Where'd You Go Bernadette
Bee loves her mother, even if she butts heads with the other moms of their Seattle neighborhood. Bernadette is opinionated, eccentric, immensely agoraphobic—and, quite inexplicably, nowhere to be found. Little Bee has taken it into her own hands to piece the puzzle together, and the path to answers is as emotional, zany, and unpredictable as the woman she loves most.
Queen Sugar
Charley has come into an unexpected inheritance: 800 acres of sugarcane land in rural Louisiana. With the promise of a different life ahead, she and her daughter move to the South—and walk straight into a thicket of family drama, lingering racial prejudice, and back-breaking hard work. Now an acclaimed television show on the Oprah Winfrey Network, Queen Sugar is the story of a by-the-bootstraps heroine who will do whatever it takes to find happiness for herself and for her child.

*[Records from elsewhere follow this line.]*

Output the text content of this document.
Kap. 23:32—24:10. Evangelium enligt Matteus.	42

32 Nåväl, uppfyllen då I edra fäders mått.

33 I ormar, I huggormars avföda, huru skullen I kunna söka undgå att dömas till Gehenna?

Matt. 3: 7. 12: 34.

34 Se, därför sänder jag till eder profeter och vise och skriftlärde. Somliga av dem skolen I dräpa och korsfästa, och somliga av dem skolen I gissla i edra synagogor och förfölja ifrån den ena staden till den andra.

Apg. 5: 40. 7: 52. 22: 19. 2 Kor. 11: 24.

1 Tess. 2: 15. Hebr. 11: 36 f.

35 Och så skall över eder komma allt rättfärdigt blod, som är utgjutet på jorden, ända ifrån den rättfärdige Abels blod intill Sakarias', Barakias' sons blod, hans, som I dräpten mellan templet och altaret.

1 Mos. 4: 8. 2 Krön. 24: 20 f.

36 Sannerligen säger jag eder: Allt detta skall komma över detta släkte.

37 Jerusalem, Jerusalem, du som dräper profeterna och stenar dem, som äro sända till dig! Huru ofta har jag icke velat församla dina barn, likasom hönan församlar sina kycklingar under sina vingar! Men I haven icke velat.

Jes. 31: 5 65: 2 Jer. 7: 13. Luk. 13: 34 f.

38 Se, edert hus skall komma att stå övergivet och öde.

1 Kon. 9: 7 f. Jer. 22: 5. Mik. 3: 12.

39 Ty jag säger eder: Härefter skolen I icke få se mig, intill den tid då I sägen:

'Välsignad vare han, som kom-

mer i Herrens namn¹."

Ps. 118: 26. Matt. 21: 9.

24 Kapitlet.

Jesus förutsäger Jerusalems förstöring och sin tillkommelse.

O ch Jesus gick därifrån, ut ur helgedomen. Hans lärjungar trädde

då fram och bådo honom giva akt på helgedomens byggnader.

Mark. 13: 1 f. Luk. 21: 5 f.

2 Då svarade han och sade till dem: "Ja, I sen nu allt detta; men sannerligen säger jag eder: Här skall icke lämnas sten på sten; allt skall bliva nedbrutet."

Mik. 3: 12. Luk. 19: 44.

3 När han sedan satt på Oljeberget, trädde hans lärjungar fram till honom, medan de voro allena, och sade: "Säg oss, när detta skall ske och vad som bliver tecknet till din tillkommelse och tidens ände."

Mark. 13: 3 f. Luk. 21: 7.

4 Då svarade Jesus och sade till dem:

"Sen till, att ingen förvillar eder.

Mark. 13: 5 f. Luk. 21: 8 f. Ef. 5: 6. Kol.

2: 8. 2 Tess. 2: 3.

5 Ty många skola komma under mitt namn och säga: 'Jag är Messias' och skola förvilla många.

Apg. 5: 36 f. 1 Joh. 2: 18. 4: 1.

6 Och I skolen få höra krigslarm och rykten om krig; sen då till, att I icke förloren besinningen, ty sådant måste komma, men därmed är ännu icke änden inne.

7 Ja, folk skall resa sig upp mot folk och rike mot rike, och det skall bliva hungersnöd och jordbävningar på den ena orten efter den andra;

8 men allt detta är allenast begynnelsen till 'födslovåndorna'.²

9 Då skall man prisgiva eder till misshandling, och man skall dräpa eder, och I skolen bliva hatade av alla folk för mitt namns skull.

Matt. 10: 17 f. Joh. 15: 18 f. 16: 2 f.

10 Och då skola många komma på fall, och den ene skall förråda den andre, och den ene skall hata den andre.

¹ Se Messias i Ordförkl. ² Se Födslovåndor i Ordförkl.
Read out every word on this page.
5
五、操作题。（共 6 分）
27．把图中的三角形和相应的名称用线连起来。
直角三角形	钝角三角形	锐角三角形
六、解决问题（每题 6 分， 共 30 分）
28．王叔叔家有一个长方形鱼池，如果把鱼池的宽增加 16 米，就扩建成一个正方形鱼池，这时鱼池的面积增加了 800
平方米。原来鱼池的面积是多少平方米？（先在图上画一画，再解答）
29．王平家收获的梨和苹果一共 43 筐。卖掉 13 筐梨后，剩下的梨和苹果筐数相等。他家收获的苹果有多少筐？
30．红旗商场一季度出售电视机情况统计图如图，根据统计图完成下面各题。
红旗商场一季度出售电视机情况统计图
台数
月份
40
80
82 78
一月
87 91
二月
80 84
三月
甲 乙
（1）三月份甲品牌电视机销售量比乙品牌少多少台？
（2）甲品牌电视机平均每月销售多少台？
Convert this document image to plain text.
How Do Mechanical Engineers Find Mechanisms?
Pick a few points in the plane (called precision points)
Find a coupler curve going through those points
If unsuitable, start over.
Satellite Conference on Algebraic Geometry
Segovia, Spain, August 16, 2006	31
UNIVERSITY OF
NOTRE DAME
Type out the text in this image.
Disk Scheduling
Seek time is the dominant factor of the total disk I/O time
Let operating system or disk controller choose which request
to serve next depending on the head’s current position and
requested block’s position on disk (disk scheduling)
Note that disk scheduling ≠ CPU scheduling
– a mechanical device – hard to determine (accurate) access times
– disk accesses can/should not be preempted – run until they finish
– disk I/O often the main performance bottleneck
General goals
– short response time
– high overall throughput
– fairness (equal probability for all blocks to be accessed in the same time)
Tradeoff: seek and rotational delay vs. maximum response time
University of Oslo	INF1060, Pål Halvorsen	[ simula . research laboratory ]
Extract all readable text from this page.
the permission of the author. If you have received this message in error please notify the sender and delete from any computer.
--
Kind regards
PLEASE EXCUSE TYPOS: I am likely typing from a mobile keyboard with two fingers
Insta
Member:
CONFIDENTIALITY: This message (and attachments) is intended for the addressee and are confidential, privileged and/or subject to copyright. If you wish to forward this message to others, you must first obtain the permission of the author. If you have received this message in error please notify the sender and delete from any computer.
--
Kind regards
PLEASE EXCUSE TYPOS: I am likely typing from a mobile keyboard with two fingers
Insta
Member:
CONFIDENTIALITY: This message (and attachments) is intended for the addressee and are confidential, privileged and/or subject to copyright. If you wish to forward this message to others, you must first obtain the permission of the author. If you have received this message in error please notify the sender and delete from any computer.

Divine Secrets of the Ya-Ya Sisterhood
Vivi Walker has never been what you’d call a typical mother. Flanked by her best friends, the Ya-Yas (and armed with some sweet tea and liquor too), she’s a woman who lives loudly and largely, and damned what anybody else has to say about it. But while Vivi’s personality has its highs, it also has its earth-shattering lows, and her current stand-off with her daughter revives memories of her darkest moments. Divine Secrets is equally entertaining as it is moving, reminding us all that there’s nothing quite as special as the relationship between a mother and her daughter—rough patches and all.
Breath, Eyes, Memory
In Edwidge Danticat’s modern classic, a young girl leaves her Haitian village—and the only family she he’s ever known—to meet her biological mother in New York City. Once there, Sophie learns a disturbing truth, a revelation which puts a greater strain on their relationship and alters Sophie’s perception of herself. Breath, Eyes, Memory is a tribute to the colorful, sometimes dangerous, world of Haiti, the women who give birth to us, and the women who raise us.
Rosie
Elizabeth may seem to have a good head on her shoulders, but beneath the surface is a woman more dedicated to drinking than she is mothering. Her incredibly smart daughter, Rosie, is the sole bright spot in her life, but sometimes Rosie seems better suited to parenting than Elizabeth herself. Hailed by the Los Angeles Times as “a novelist of genius,” Anne Lamott has created a portrait of a mother lost amongst her demons, and the unique little girl who always brings her home.
What We Keep
Ginny’s reunion with her mother has been 35-years in the making, but it’s more of a favor to her ailing sister than a desire to set aside old griefs. While on the flight to her mother’s bedside, Ginny looks back on the time when everything—including her mother—fell apart, and finally confronts the wounds she’s ignored. With flashbacks between present-day and the 1950s, What We Keep explores the resilience of a daughter’s love and the healing power of time on our hearts.
Leaving Time
For years, Jenna has been searching for her scientist mother, who vanished while studying animal behavior at an elephant sanctuary. With the help of a disgraced psychic, a cynical detective, and her mother’s scientific journals, Jenna begins to solve the mystery of the disappearance. New York Times bestselling author Jodi Picoult draws fascinating parallels between elephant and human family dynamics, and the result is a “memorable and poignant” drama about the incomparable bonds we share with our mothers (Publishers Weekly).